[PATCH v3 2/3] mm: memcontrol: change val type to long in __mod_memcg_{lruvec_}state()

Qi Zheng posted 3 patches 6 days, 6 hours ago
[PATCH v3 2/3] mm: memcontrol: change val type to long in __mod_memcg_{lruvec_}state()
Posted by Qi Zheng 6 days, 6 hours ago
From: Qi Zheng <zhengqi.arch@bytedance.com>

The __mod_memcg_state() and __mod_memcg_lruvec_state() functions are also
used to reparent non-hierarchical stats. In this scenario, the values
passed to them are accumulated statistics that might be extremely large
and exceed the upper limit of a 32-bit integer.
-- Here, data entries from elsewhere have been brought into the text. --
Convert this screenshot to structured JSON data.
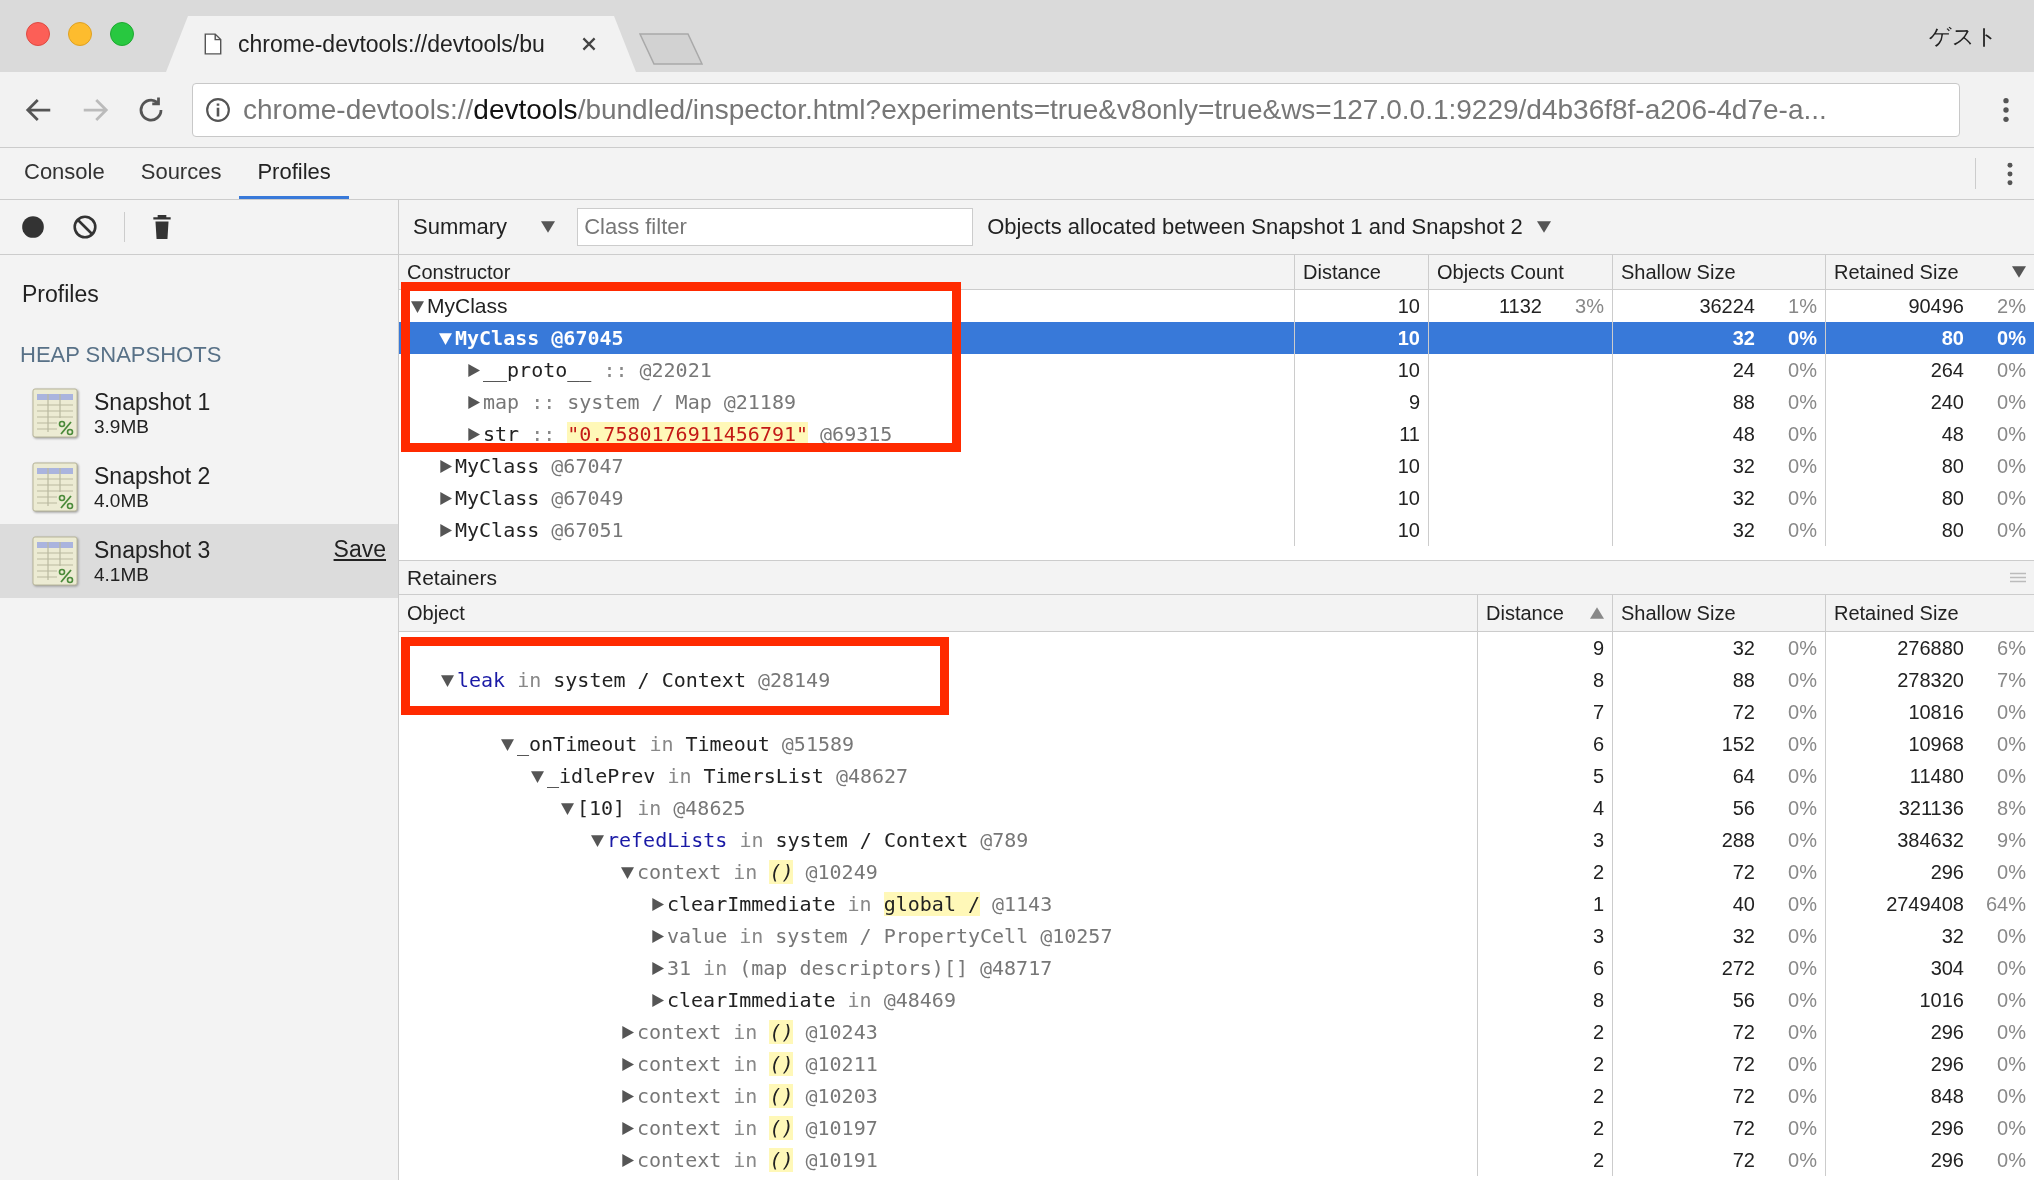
{
  "browser": {
    "tab_title": "chrome-devtools://devtools/bu",
    "profile_label": "ゲスト",
    "nav": [
      {
        "kind": "back",
        "disabled": false
      },
      {
        "kind": "forward",
        "disabled": true
      },
      {
        "kind": "reload",
        "disabled": false
      }
    ],
    "url": {
      "scheme": "chrome-devtools://",
      "host": "devtools",
      "path": "/bundled/inspector.html?experiments=true&v8only=true&ws=127.0.0.1:9229/d4b36f8f-a206-4d7e-a..."
    }
  },
  "devtools_tabs": [
    {
      "label": "Console",
      "selected": false
    },
    {
      "label": "Sources",
      "selected": false
    },
    {
      "label": "Profiles",
      "selected": true
    }
  ],
  "toolbar": {
    "view": "Summary",
    "class_filter_placeholder": "Class filter",
    "range": "Objects allocated between Snapshot 1 and Snapshot 2"
  },
  "sidebar": {
    "title": "Profiles",
    "section": "HEAP SNAPSHOTS",
    "snapshots": [
      {
        "name": "Snapshot 1",
        "size": "3.9MB",
        "selected": false
      },
      {
        "name": "Snapshot 2",
        "size": "4.0MB",
        "selected": false
      },
      {
        "name": "Snapshot 3",
        "size": "4.1MB",
        "selected": true,
        "action": "Save"
      }
    ]
  },
  "constructors": {
    "columns": [
      {
        "label": "Constructor",
        "sorted": false
      },
      {
        "label": "Distance",
        "sorted": false
      },
      {
        "label": "Objects Count",
        "sorted": false
      },
      {
        "label": "Shallow Size",
        "sorted": false
      },
      {
        "label": "Retained Size",
        "sorted": true,
        "ascending": false
      }
    ],
    "rows": [
      {
        "parts": [
          {
            "text": "MyClass",
            "kind": "class"
          }
        ],
        "expanded": true,
        "selected": false,
        "distance": "10",
        "count": "1132",
        "count_pct": "3%",
        "shallow": "36224",
        "shallow_pct": "1%",
        "retained": "90496",
        "retained_pct": "2%",
        "children": [
          {
            "parts": [
              {
                "text": "MyClass",
                "kind": "name"
              },
              {
                "text": "@67045",
                "kind": "id"
              }
            ],
            "expanded": true,
            "selected": true,
            "distance": "10",
            "shallow": "32",
            "shallow_pct": "0%",
            "retained": "80",
            "retained_pct": "0%",
            "children": [
              {
                "parts": [
                  {
                    "text": "__proto__",
                    "kind": "name"
                  },
                  {
                    "text": "::",
                    "kind": "kw"
                  },
                  {
                    "text": "@22021",
                    "kind": "id"
                  }
                ],
                "expanded": false,
                "selected": false,
                "distance": "10",
                "shallow": "24",
                "shallow_pct": "0%",
                "retained": "264",
                "retained_pct": "0%"
              },
              {
                "parts": [
                  {
                    "text": "map",
                    "kind": "weak"
                  },
                  {
                    "text": "::",
                    "kind": "kw"
                  },
                  {
                    "text": "system / Map",
                    "kind": "weak"
                  },
                  {
                    "text": "@21189",
                    "kind": "id"
                  }
                ],
                "expanded": false,
                "selected": false,
                "distance": "9",
                "shallow": "88",
                "shallow_pct": "0%",
                "retained": "240",
                "retained_pct": "0%"
              },
              {
                "parts": [
                  {
                    "text": "str",
                    "kind": "name"
                  },
                  {
                    "text": "::",
                    "kind": "kw"
                  },
                  {
                    "text": "\"0.7580176911456791\"",
                    "kind": "str"
                  },
                  {
                    "text": "@69315",
                    "kind": "id"
                  }
                ],
                "expanded": false,
                "selected": false,
                "distance": "11",
                "shallow": "48",
                "shallow_pct": "0%",
                "retained": "48",
                "retained_pct": "0%"
              }
            ]
          },
          {
            "parts": [
              {
                "text": "MyClass",
                "kind": "name"
              },
              {
                "text": "@67047",
                "kind": "id"
              }
            ],
            "expanded": false,
            "selected": false,
            "distance": "10",
            "shallow": "32",
            "shallow_pct": "0%",
            "retained": "80",
            "retained_pct": "0%"
          },
          {
            "parts": [
              {
                "text": "MyClass",
                "kind": "name"
              },
              {
                "text": "@67049",
                "kind": "id"
              }
            ],
            "expanded": false,
            "selected": false,
            "distance": "10",
            "shallow": "32",
            "shallow_pct": "0%",
            "retained": "80",
            "retained_pct": "0%"
          },
          {
            "parts": [
              {
                "text": "MyClass",
                "kind": "name"
              },
              {
                "text": "@67051",
                "kind": "id"
              }
            ],
            "expanded": false,
            "selected": false,
            "distance": "10",
            "shallow": "32",
            "shallow_pct": "0%",
            "retained": "80",
            "retained_pct": "0%"
          }
        ]
      }
    ]
  },
  "retainers": {
    "title": "Retainers",
    "columns": [
      {
        "label": "Object",
        "sorted": false
      },
      {
        "label": "Distance",
        "sorted": true,
        "ascending": true
      },
      {
        "label": "Shallow Size",
        "sorted": false
      },
      {
        "label": "Retained Size",
        "sorted": false
      }
    ],
    "rows": [
      {
        "distance": "9",
        "shallow": "32",
        "shallow_pct": "0%",
        "retained": "276880",
        "retained_pct": "6%",
        "children": [
          {
            "parts": [
              {
                "text": "leak",
                "kind": "var"
              },
              {
                "text": "in",
                "kind": "kw"
              },
              {
                "text": "system / Context",
                "kind": "name"
              },
              {
                "text": "@28149",
                "kind": "id"
              }
            ],
            "expanded": true,
            "distance": "8",
            "shallow": "88",
            "shallow_pct": "0%",
            "retained": "278320",
            "retained_pct": "7%",
            "children": [
              {
                "distance": "7",
                "shallow": "72",
                "shallow_pct": "0%",
                "retained": "10816",
                "retained_pct": "0%",
                "children": [
                  {
                    "parts": [
                      {
                        "text": "_onTimeout",
                        "kind": "name"
                      },
                      {
                        "text": "in",
                        "kind": "kw"
                      },
                      {
                        "text": "Timeout",
                        "kind": "name"
                      },
                      {
                        "text": "@51589",
                        "kind": "id"
                      }
                    ],
                    "expanded": true,
                    "distance": "6",
                    "shallow": "152",
                    "shallow_pct": "0%",
                    "retained": "10968",
                    "retained_pct": "0%",
                    "children": [
                      {
                        "parts": [
                          {
                            "text": "_idlePrev",
                            "kind": "name"
                          },
                          {
                            "text": "in",
                            "kind": "kw"
                          },
                          {
                            "text": "TimersList",
                            "kind": "name"
                          },
                          {
                            "text": "@48627",
                            "kind": "id"
                          }
                        ],
                        "expanded": true,
                        "distance": "5",
                        "shallow": "64",
                        "shallow_pct": "0%",
                        "retained": "11480",
                        "retained_pct": "0%",
                        "children": [
                          {
                            "parts": [
                              {
                                "text": "[10]",
                                "kind": "name"
                              },
                              {
                                "text": "in",
                                "kind": "kw"
                              },
                              {
                                "text": "@48625",
                                "kind": "id"
                              }
                            ],
                            "expanded": true,
                            "distance": "4",
                            "shallow": "56",
                            "shallow_pct": "0%",
                            "retained": "321136",
                            "retained_pct": "8%",
                            "children": [
                              {
                                "parts": [
                                  {
                                    "text": "refedLists",
                                    "kind": "var"
                                  },
                                  {
                                    "text": "in",
                                    "kind": "kw"
                                  },
                                  {
                                    "text": "system / Context",
                                    "kind": "name"
                                  },
                                  {
                                    "text": "@789",
                                    "kind": "id"
                                  }
                                ],
                                "expanded": true,
                                "distance": "3",
                                "shallow": "288",
                                "shallow_pct": "0%",
                                "retained": "384632",
                                "retained_pct": "9%",
                                "children": [
                                  {
                                    "parts": [
                                      {
                                        "text": "context",
                                        "kind": "weak"
                                      },
                                      {
                                        "text": "in",
                                        "kind": "kw"
                                      },
                                      {
                                        "text": "()",
                                        "kind": "hl"
                                      },
                                      {
                                        "text": "@10249",
                                        "kind": "id"
                                      }
                                    ],
                                    "expanded": true,
                                    "distance": "2",
                                    "shallow": "72",
                                    "shallow_pct": "0%",
                                    "retained": "296",
                                    "retained_pct": "0%",
                                    "children": [
                                      {
                                        "parts": [
                                          {
                                            "text": "clearImmediate",
                                            "kind": "name"
                                          },
                                          {
                                            "text": "in",
                                            "kind": "kw"
                                          },
                                          {
                                            "text": "global /",
                                            "kind": "hlname"
                                          },
                                          {
                                            "text": "@1143",
                                            "kind": "id"
                                          }
                                        ],
                                        "expanded": false,
                                        "distance": "1",
                                        "shallow": "40",
                                        "shallow_pct": "0%",
                                        "retained": "2749408",
                                        "retained_pct": "64%"
                                      },
                                      {
                                        "parts": [
                                          {
                                            "text": "value",
                                            "kind": "weak"
                                          },
                                          {
                                            "text": "in",
                                            "kind": "kw"
                                          },
                                          {
                                            "text": "system / PropertyCell",
                                            "kind": "weak"
                                          },
                                          {
                                            "text": "@10257",
                                            "kind": "id"
                                          }
                                        ],
                                        "expanded": false,
                                        "distance": "3",
                                        "shallow": "32",
                                        "shallow_pct": "0%",
                                        "retained": "32",
                                        "retained_pct": "0%"
                                      },
                                      {
                                        "parts": [
                                          {
                                            "text": "31",
                                            "kind": "weak"
                                          },
                                          {
                                            "text": "in",
                                            "kind": "kw"
                                          },
                                          {
                                            "text": "(map descriptors)[]",
                                            "kind": "weak"
                                          },
                                          {
                                            "text": "@48717",
                                            "kind": "id"
                                          }
                                        ],
                                        "expanded": false,
                                        "distance": "6",
                                        "shallow": "272",
                                        "shallow_pct": "0%",
                                        "retained": "304",
                                        "retained_pct": "0%"
                                      },
                                      {
                                        "parts": [
                                          {
                                            "text": "clearImmediate",
                                            "kind": "name"
                                          },
                                          {
                                            "text": "in",
                                            "kind": "kw"
                                          },
                                          {
                                            "text": "@48469",
                                            "kind": "id"
                                          }
                                        ],
                                        "expanded": false,
                                        "distance": "8",
                                        "shallow": "56",
                                        "shallow_pct": "0%",
                                        "retained": "1016",
                                        "retained_pct": "0%"
                                      }
                                    ]
                                  },
                                  {
                                    "parts": [
                                      {
                                        "text": "context",
                                        "kind": "weak"
                                      },
                                      {
                                        "text": "in",
                                        "kind": "kw"
                                      },
                                      {
                                        "text": "()",
                                        "kind": "hl"
                                      },
                                      {
                                        "text": "@10243",
                                        "kind": "id"
                                      }
                                    ],
                                    "expanded": false,
                                    "distance": "2",
                                    "shallow": "72",
                                    "shallow_pct": "0%",
                                    "retained": "296",
                                    "retained_pct": "0%"
                                  },
                                  {
                                    "parts": [
                                      {
                                        "text": "context",
                                        "kind": "weak"
                                      },
                                      {
                                        "text": "in",
                                        "kind": "kw"
                                      },
                                      {
                                        "text": "()",
                                        "kind": "hl"
                                      },
                                      {
                                        "text": "@10211",
                                        "kind": "id"
                                      }
                                    ],
                                    "expanded": false,
                                    "distance": "2",
                                    "shallow": "72",
                                    "shallow_pct": "0%",
                                    "retained": "296",
                                    "retained_pct": "0%"
                                  },
                                  {
                                    "parts": [
                                      {
                                        "text": "context",
                                        "kind": "weak"
                                      },
                                      {
                                        "text": "in",
                                        "kind": "kw"
                                      },
                                      {
                                        "text": "()",
                                        "kind": "hl"
                                      },
                                      {
                                        "text": "@10203",
                                        "kind": "id"
                                      }
                                    ],
                                    "expanded": false,
                                    "distance": "2",
                                    "shallow": "72",
                                    "shallow_pct": "0%",
                                    "retained": "848",
                                    "retained_pct": "0%"
                                  },
                                  {
                                    "parts": [
                                      {
                                        "text": "context",
                                        "kind": "weak"
                                      },
                                      {
                                        "text": "in",
                                        "kind": "kw"
                                      },
                                      {
                                        "text": "()",
                                        "kind": "hl"
                                      },
                                      {
                                        "text": "@10197",
                                        "kind": "id"
                                      }
                                    ],
                                    "expanded": false,
                                    "distance": "2",
                                    "shallow": "72",
                                    "shallow_pct": "0%",
                                    "retained": "296",
                                    "retained_pct": "0%"
                                  },
                                  {
                                    "parts": [
                                      {
                                        "text": "context",
                                        "kind": "weak"
                                      },
                                      {
                                        "text": "in",
                                        "kind": "kw"
                                      },
                                      {
                                        "text": "()",
                                        "kind": "hl"
                                      },
                                      {
                                        "text": "@10191",
                                        "kind": "id"
                                      }
                                    ],
                                    "expanded": false,
                                    "distance": "2",
                                    "shallow": "72",
                                    "shallow_pct": "0%",
                                    "retained": "296",
                                    "retained_pct": "0%"
                                  }
                                ]
                              }
                            ]
                          }
                        ]
                      }
                    ]
                  }
                ]
              }
            ]
          }
        ]
      }
    ]
  }
}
Change the val parameter type from int to long in these functions and
their corresponding tracepoints (memcg_rstat_stats) to prevent potential
overflow issues.

After that, in memcg_state_val_in_pages(), if the passed val is negative,
the expression val * unit / PAGE_SIZE could be implicitly converted to a
massive positive number when compared with 1UL in the max() macro.
This leads to returning an incorrect massive positive value.

Fix this by using abs(val) to calculate the magnitude first, and then
restoring the sign of the value before returning the result. Additionally,
use mult_frac() to prevent potential overflow during the multiplication of
val and unit.

Reported-by: Harry Yoo (Oracle) <harry@kernel.org>
Signed-off-by: Qi Zheng <zhengqi.arch@bytedance.com>
Reviewed-by: Lorenzo Stoakes (Oracle) <ljs@kernel.org>
---
 include/trace/events/memcg.h | 10 +++++-----
 mm/memcontrol.c              | 18 ++++++++++++------
 2 files changed, 17 insertions(+), 11 deletions(-)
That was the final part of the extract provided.